Technion researchers develop eco-friendly hydrogen production technology

The Technion researchers opened a start-up based on this technology called H2Pro to convert the technology to a commercial application.

Dr. Hen Dotan , Avigail Landman , Prof. Avner Rothschild and Prof. Gideon Grader (photo credit: CHEN GALILI)
Dr. Hen Dotan , Avigail Landman , Prof. Avner Rothschild and Prof. Gideon Grader
(photo credit: CHEN GALILI)
Researchers at the Technion-Israel Institute of Technology have developed an innovative, clean, inexpensive, and safe hydrogen production technology which would improve production efficiency from approximately 75% to 98.7%.
With 99% of the hydrogen being produced today originating from fossil fuels, the world is in "urgent need for cleaner and more environmentally-friendly alternatives for hydrogen production," according to the Technion spokesperson.

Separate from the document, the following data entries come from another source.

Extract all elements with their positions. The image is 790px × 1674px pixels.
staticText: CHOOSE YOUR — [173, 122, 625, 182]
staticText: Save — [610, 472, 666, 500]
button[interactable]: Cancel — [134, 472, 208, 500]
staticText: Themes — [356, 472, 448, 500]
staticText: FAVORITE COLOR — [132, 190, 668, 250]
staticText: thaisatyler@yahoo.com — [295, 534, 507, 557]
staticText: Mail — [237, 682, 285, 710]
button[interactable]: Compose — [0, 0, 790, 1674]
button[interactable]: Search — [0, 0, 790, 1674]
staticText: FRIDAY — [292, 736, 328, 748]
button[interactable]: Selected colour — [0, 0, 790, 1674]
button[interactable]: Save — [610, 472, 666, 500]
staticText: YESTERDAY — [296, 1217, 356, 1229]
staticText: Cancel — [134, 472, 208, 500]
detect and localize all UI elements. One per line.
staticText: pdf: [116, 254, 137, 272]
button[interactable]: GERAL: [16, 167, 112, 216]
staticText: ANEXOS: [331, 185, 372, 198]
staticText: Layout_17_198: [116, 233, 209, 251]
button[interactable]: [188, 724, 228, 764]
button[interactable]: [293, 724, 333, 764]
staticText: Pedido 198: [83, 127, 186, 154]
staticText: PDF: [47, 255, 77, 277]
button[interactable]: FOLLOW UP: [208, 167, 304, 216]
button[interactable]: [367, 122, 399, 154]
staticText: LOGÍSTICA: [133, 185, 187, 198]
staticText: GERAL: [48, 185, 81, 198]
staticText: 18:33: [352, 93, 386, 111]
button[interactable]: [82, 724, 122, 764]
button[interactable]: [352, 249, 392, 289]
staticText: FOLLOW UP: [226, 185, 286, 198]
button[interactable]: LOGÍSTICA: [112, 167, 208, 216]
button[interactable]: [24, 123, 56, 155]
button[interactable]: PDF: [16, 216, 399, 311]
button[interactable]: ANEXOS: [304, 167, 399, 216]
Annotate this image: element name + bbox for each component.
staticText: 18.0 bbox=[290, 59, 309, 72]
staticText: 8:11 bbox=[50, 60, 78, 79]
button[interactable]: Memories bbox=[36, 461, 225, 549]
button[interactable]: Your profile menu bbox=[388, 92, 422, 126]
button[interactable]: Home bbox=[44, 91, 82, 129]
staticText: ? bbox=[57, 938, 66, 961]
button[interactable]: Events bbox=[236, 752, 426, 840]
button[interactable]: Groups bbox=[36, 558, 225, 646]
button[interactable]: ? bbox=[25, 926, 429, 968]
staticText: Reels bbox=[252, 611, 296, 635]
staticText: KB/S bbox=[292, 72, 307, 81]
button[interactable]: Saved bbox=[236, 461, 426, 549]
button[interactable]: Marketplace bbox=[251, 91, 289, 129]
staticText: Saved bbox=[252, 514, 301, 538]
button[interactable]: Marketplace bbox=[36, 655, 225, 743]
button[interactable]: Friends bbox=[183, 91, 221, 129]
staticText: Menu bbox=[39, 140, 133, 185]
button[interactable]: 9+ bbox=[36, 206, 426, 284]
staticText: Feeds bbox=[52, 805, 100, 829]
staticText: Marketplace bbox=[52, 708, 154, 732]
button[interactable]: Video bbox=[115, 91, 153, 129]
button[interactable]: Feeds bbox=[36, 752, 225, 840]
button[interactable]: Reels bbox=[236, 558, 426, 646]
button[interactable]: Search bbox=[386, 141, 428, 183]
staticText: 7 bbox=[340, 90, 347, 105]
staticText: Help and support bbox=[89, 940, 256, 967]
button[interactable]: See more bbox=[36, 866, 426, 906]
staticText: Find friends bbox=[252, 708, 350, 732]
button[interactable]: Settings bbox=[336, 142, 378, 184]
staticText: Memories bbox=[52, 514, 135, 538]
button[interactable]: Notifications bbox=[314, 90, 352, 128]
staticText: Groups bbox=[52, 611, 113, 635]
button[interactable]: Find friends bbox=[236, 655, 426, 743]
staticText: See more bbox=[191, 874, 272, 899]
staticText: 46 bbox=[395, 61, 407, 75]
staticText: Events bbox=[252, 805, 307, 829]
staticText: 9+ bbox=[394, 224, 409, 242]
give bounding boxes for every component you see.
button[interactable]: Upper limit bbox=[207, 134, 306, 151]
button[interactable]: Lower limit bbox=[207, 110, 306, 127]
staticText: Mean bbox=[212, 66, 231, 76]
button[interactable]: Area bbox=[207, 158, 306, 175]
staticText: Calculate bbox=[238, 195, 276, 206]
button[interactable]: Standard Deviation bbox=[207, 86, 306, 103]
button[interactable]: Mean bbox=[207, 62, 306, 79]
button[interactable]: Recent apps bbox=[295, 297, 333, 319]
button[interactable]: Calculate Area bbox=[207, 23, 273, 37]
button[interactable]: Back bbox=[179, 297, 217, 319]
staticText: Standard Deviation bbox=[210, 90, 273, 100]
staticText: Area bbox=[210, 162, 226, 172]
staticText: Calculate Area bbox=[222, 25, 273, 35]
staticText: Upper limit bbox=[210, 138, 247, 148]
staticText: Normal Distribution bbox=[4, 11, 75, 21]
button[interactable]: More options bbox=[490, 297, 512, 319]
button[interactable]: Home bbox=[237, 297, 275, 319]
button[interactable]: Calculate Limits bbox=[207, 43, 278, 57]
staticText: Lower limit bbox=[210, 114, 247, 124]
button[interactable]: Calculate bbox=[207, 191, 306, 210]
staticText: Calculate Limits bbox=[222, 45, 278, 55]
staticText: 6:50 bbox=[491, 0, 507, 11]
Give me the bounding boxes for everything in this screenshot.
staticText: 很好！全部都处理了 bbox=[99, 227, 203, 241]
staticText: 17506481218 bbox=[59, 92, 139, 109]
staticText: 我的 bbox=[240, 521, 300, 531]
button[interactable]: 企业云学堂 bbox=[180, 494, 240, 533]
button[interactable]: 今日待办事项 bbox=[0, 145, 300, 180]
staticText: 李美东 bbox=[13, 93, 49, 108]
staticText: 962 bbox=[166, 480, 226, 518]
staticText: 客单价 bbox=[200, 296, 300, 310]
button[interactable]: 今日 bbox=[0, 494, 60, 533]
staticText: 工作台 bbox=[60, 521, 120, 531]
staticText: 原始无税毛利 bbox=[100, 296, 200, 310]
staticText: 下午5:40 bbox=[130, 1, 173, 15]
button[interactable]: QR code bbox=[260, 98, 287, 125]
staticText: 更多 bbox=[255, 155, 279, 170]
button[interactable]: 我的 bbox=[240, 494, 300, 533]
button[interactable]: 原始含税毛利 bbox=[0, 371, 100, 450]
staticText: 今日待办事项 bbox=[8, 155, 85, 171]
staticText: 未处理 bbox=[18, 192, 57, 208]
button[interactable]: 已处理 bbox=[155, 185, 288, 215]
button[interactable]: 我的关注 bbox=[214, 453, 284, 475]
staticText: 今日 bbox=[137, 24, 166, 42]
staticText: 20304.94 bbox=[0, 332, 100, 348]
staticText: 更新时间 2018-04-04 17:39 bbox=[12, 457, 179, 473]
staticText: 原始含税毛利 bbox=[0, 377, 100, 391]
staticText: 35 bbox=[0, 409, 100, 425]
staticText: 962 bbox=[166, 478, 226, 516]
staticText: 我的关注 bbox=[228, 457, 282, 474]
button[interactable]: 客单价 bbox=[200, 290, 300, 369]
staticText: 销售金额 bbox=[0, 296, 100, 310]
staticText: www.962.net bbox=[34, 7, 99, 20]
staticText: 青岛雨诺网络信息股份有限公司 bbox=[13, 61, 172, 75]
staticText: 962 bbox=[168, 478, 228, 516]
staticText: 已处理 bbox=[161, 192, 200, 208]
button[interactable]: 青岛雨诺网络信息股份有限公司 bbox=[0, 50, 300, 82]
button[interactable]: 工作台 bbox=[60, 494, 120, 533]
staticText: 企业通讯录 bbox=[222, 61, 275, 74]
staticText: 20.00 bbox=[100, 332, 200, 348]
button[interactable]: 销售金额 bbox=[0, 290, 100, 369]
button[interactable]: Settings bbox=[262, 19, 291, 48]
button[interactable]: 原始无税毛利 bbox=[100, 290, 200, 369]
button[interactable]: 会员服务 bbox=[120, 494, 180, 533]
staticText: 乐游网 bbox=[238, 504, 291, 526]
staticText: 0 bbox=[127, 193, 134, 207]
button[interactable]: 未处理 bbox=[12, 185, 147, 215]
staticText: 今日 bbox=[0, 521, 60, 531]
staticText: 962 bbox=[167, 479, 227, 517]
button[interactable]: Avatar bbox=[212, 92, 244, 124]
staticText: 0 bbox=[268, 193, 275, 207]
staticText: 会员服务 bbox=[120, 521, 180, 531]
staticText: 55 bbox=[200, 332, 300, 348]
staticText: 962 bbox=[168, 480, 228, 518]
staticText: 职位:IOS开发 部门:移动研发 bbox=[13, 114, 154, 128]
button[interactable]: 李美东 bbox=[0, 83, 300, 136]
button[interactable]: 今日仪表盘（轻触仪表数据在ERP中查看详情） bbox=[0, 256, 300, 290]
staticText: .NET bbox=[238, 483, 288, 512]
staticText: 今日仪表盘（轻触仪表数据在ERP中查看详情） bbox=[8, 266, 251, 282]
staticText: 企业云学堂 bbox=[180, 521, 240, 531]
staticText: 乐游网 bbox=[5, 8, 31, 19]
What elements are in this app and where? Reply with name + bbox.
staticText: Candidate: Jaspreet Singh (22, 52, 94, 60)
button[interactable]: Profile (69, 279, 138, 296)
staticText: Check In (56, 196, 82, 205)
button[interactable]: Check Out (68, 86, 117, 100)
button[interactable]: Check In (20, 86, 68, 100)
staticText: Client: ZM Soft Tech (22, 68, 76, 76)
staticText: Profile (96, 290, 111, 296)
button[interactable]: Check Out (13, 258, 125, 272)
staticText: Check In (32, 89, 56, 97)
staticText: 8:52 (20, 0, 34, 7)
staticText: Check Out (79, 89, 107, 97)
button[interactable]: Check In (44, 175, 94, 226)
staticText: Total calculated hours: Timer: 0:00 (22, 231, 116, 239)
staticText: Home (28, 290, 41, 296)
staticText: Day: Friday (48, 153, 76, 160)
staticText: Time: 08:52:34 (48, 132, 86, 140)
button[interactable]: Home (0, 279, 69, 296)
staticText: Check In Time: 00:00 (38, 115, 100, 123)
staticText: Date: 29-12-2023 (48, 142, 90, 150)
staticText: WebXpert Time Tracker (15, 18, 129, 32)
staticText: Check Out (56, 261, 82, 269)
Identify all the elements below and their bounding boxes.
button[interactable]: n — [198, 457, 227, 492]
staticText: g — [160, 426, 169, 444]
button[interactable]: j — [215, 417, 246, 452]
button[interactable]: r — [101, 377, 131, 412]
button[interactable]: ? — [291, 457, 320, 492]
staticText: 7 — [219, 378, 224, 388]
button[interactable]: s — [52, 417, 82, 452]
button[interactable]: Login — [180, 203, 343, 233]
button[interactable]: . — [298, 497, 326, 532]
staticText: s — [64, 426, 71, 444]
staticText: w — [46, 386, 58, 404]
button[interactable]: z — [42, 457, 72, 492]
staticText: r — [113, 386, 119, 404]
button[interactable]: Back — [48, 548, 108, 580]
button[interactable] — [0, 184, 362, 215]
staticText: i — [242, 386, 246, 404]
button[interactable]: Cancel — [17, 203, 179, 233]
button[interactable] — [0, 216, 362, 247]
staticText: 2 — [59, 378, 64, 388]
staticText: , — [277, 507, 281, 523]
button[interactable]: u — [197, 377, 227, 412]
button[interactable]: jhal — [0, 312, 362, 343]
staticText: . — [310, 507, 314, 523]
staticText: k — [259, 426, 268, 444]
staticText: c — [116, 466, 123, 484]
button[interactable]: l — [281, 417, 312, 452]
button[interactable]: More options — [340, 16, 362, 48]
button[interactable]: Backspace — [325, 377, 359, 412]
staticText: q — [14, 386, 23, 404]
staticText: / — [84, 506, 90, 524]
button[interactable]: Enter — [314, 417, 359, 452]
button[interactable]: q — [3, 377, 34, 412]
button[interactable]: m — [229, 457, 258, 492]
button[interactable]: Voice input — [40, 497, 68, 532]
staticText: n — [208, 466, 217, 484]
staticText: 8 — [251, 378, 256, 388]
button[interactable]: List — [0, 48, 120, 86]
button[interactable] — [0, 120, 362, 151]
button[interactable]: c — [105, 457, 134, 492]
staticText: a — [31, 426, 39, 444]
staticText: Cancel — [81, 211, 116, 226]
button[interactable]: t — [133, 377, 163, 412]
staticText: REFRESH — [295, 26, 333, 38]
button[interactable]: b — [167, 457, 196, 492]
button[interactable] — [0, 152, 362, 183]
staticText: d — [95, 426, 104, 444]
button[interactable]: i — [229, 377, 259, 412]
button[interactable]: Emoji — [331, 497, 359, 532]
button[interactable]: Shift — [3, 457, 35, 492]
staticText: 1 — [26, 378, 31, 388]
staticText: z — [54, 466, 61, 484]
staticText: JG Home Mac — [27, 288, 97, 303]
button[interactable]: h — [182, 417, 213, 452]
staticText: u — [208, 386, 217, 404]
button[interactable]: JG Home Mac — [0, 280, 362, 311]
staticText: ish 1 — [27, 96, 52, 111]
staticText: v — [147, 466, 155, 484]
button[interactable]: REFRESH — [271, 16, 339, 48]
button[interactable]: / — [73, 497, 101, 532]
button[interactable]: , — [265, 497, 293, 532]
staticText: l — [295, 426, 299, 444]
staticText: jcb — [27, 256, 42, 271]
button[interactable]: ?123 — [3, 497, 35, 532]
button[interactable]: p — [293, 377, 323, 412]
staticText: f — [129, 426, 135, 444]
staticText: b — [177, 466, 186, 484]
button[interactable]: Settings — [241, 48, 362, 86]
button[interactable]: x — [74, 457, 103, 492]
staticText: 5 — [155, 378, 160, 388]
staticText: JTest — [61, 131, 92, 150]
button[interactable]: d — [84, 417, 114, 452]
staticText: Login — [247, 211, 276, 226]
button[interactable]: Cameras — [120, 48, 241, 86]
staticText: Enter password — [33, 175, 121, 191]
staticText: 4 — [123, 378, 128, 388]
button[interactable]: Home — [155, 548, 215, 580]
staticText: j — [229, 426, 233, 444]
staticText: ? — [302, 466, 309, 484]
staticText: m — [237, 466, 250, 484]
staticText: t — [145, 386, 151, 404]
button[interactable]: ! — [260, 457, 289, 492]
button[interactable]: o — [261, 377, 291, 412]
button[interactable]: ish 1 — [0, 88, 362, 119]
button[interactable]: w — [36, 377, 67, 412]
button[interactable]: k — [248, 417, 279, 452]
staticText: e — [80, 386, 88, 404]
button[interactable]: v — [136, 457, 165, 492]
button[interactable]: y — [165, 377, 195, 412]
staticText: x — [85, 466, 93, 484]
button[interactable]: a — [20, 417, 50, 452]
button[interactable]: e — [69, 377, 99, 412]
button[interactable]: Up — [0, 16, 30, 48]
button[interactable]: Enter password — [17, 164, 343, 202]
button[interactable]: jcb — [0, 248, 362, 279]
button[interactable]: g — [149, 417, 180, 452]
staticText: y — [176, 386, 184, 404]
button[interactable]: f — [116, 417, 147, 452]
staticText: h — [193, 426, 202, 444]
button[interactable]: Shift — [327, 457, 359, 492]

The production of hydrogen through extraction from natural gas is responsible for approximately 2% of all anthropogenic CO2 emissions into the atmosphere, which accelerates global warming.
The process discovered by the Technion researchers, which would allow hydrogen to be produced in a more eco-friendly manner, is as follows: The chemical makeup of the anode (the electrode where the oxidation process takes place) changes intermittently in a cyclic process. The researchers developed their process based on this.
In the first stage, the electrode where the reduction takes place, known as the cathode, produces hydrogen by reducing water molecules while the anode changes its chemical composition without producing oxygen at the same time.
Afterwards, the cathode is passive while the anode produces oxygen by oxidizing water molecules. At the end of this, the anode returns to its original state and the cycle begins again.
The process is called Electrochemical–Thermally-Activated Chemical (E-TAC) water splitting and manages to decouple the hydrogen and oxygen evolution reactions.
The Technion researchers opened a start-up based on this technology called H2Pro to convert the technology to a commercial application.
The research was conducted by the Department of Materials Science and Engineering's Professor Avner Rothschild and the Faculty of Chemical Engineering's Professor Gideon Grader.
About 53% of the hydrogen produced today is used to produce ammonia for fertilizers and other substances, 20% is used by refineries, 7% is used in methanol production and 20% serves other uses.
In the future, hydrogen is expected to serve additional applications, some of which are in accelerated stages of development: hydrogen as fuel for fuel cell electric vehicles (FCEV), fuel for storing energy from renewable energy sources for grid balancing and power-to-gas (P2G) applications, industrial and home heating, and more.